The forest light grows dim as I walk back down the hill. Swainson’s Thrushes are filling the wood with their mystic arpeggios and sometimes it sounds like there is one right next to the trail. I stop and try to spot some in the tall leafy brush to no avail. They are good at hiding, being still, throwing their voices.

Around a bend I startle one into noisy wing beats and watch it fly deeper into the brush. Then one flies up the trail and lands on a tree in plain sight. I spot it in my binoculars long enough to see the brown spots across its breast but it takes off before I can focus.

The light continues to fade so I forget about spotting birds and listen instead to the spiraling songs coming from every direction, the water-drop calls traded back and forth.

Once, a coworker asked me if I knew which species of bird made a particular song. Before he even began his description, I knew that he must be talking about a Swainson’s Thrush because of the wonder in his eyes.

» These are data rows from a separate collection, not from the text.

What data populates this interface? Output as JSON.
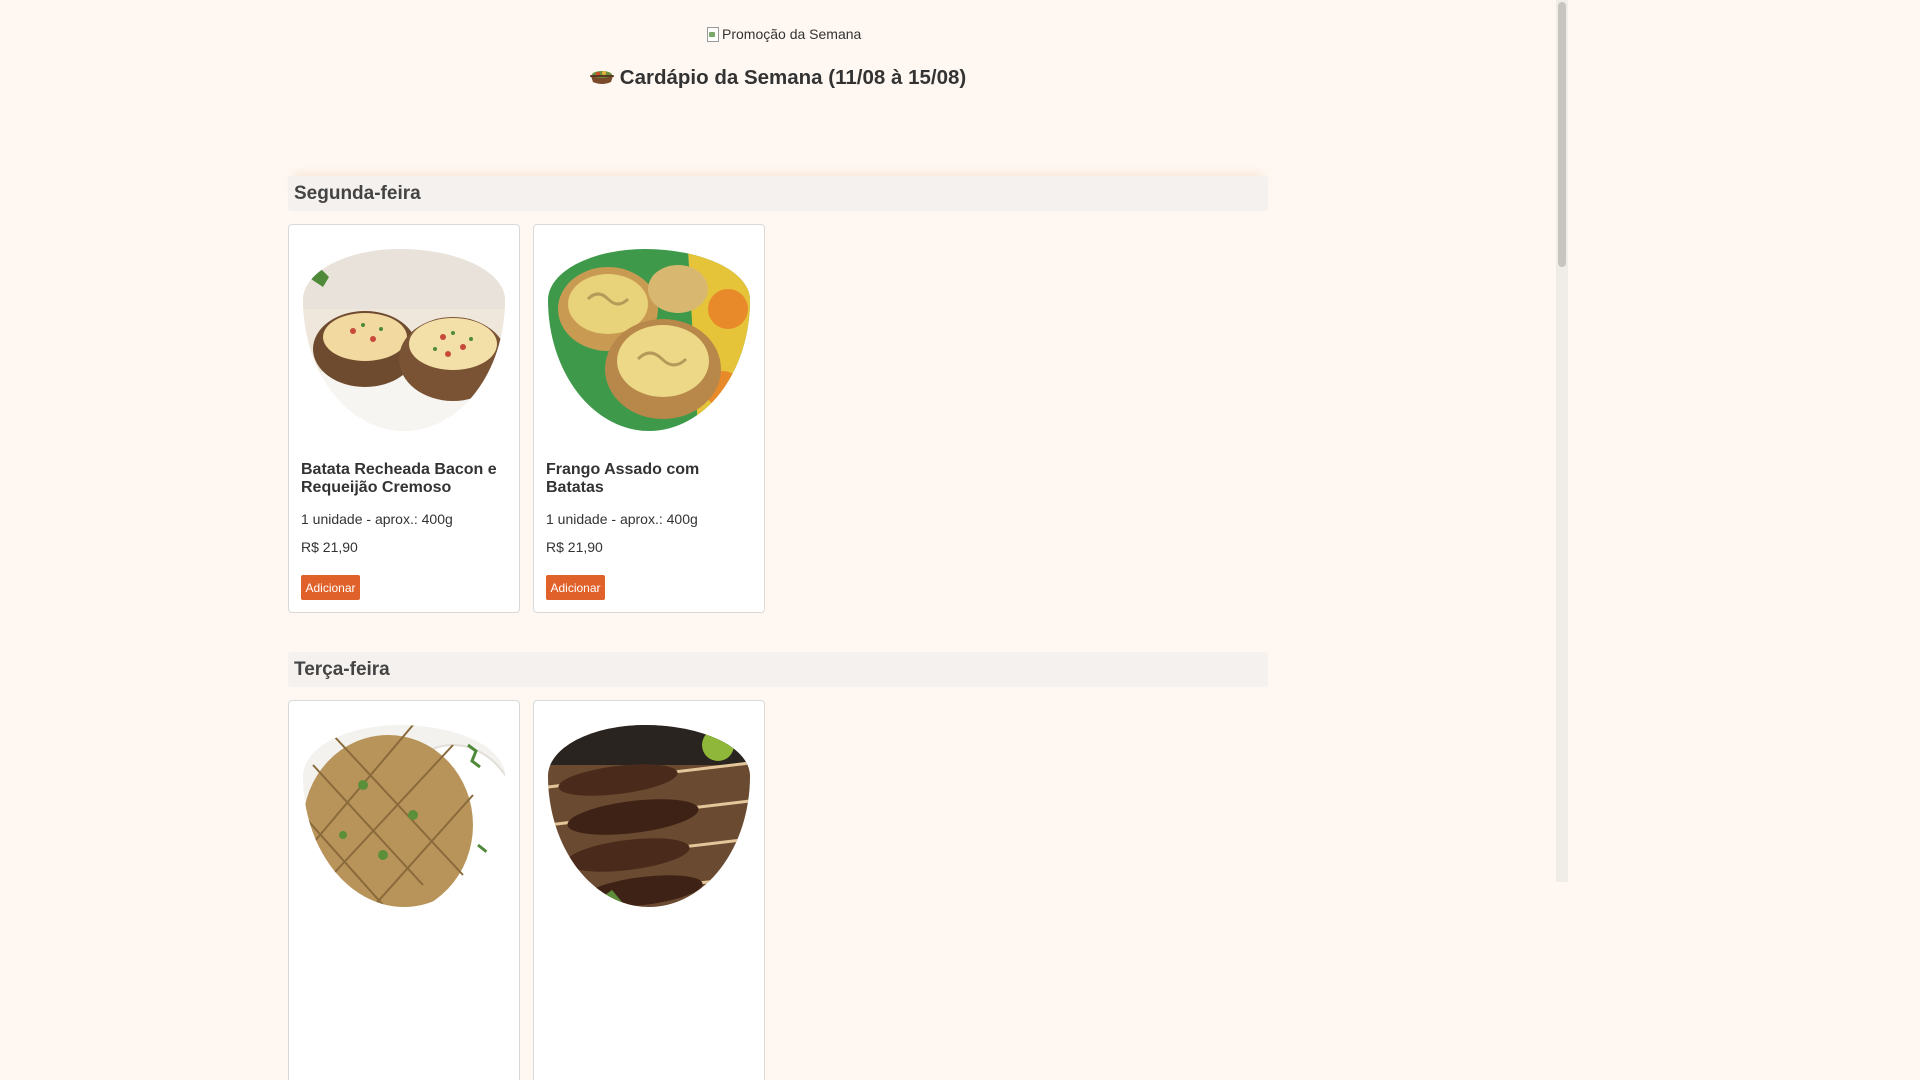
{
  "header": {
    "promo_image_alt": "Promoção da Semana",
    "menu_title": "Cardápio da Semana (11/08 à 15/08)",
    "title_icon": "pot-of-food-icon"
  },
  "days": [
    {
      "name": "Segunda-feira",
      "items": [
        {
          "name": "Batata Recheada Bacon e Requeijão Cremoso",
          "portion": "1 unidade - aprox.: 400g",
          "price": "R$ 21,90",
          "button": "Adicionar"
        },
        {
          "name": "Frango Assado com Batatas",
          "portion": "1 unidade - aprox.: 400g",
          "price": "R$ 21,90",
          "button": "Adicionar"
        }
      ]
    },
    {
      "name": "Terça-feira",
      "items": [
        {
          "photo": "kibe-assado"
        },
        {
          "photo": "kafta-espetos"
        }
      ]
    }
  ],
  "colors": {
    "background": "#fff8f2",
    "button": "#e0612a",
    "day_header": "#f5f1ee"
  }
}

He had clearly been touched by something shimmery that transcended the roughness of the world.

Down the trail a ways I hear a Varied Thrush sing, the eerie harmonic of its simple one note song drifting through the woods. If my coworker had been asking about a Varied Thrush, his eyes would have held awe and a little apprehension after encountering the seedy underworld this bird had given him a glimpse of by parting his thoughts like a heavy velvet curtain.

I don’t want to leave. But a few days from now at home in a seemingly unrelated conversation I will learn something about harmonics while talking to a friend.

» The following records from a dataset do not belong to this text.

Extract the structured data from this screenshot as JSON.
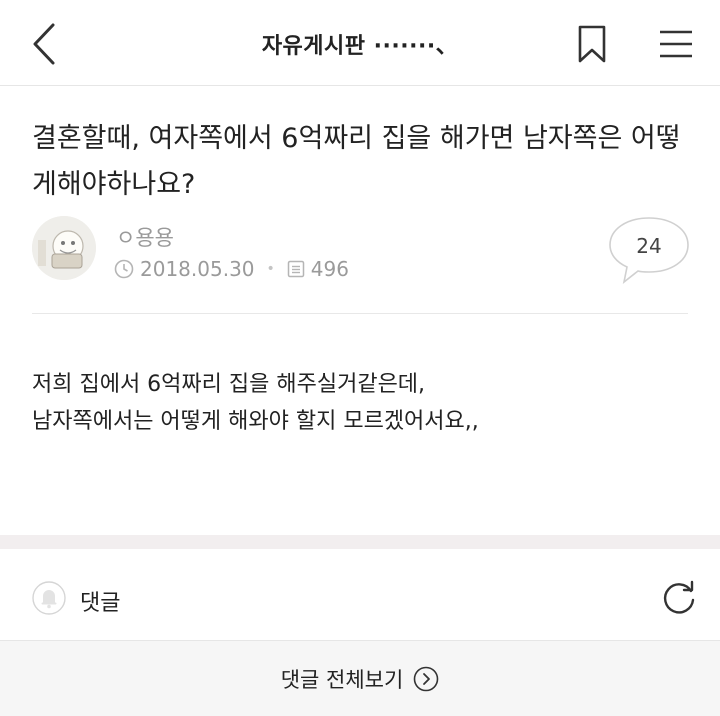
{
  "header": {
    "title": "자유게시판 ·······、",
    "back_icon": "chevron-left-icon",
    "bookmark_icon": "bookmark-icon",
    "menu_icon": "hamburger-menu-icon"
  },
  "post": {
    "title": "결혼할때, 여자쪽에서 6억짜리 집을 해가면 남자쪽은 어떻게해야하나요?",
    "author": "ㅇ용용",
    "date": "2018.05.30",
    "views": "496",
    "comment_count": "24",
    "body_lines": [
      "저희 집에서 6억짜리 집을 해주실거같은데,",
      "남자쪽에서는 어떻게 해와야 할지 모르겠어서요,,"
    ]
  },
  "comments": {
    "label": "댓글",
    "view_all_label": "댓글 전체보기"
  },
  "colors": {
    "text": "#222222",
    "meta": "#9a9a9a",
    "gap_bar": "#f2eeef",
    "footer_bg": "#f6f6f6"
  }
}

Men are so attractive when they share their expertise, I say explaining my latest crush.

Humans are attractive when they are in their purpose, my friend replies. He’s right, intellectual prowess is not what I find attractive about this guy, its passion. He spent his life immersed in the things he loves and now seems deeply imbued with them.

I consider my own passions and decide it is not a thing to double check or assess rationally in terms of what I can give the world. We have a right to make our lives matter to ourselves, even if they matter to no one else.

It seems like a small thing. But for some of us it requires a strange amount of courage to choose—to believe our passion will be a touching harmonic, even if it only floats through the far woods, occasionally touching a dusk traveler who slips out of their thoughts to love the seedy, unplanned life they so elegantly inhabit.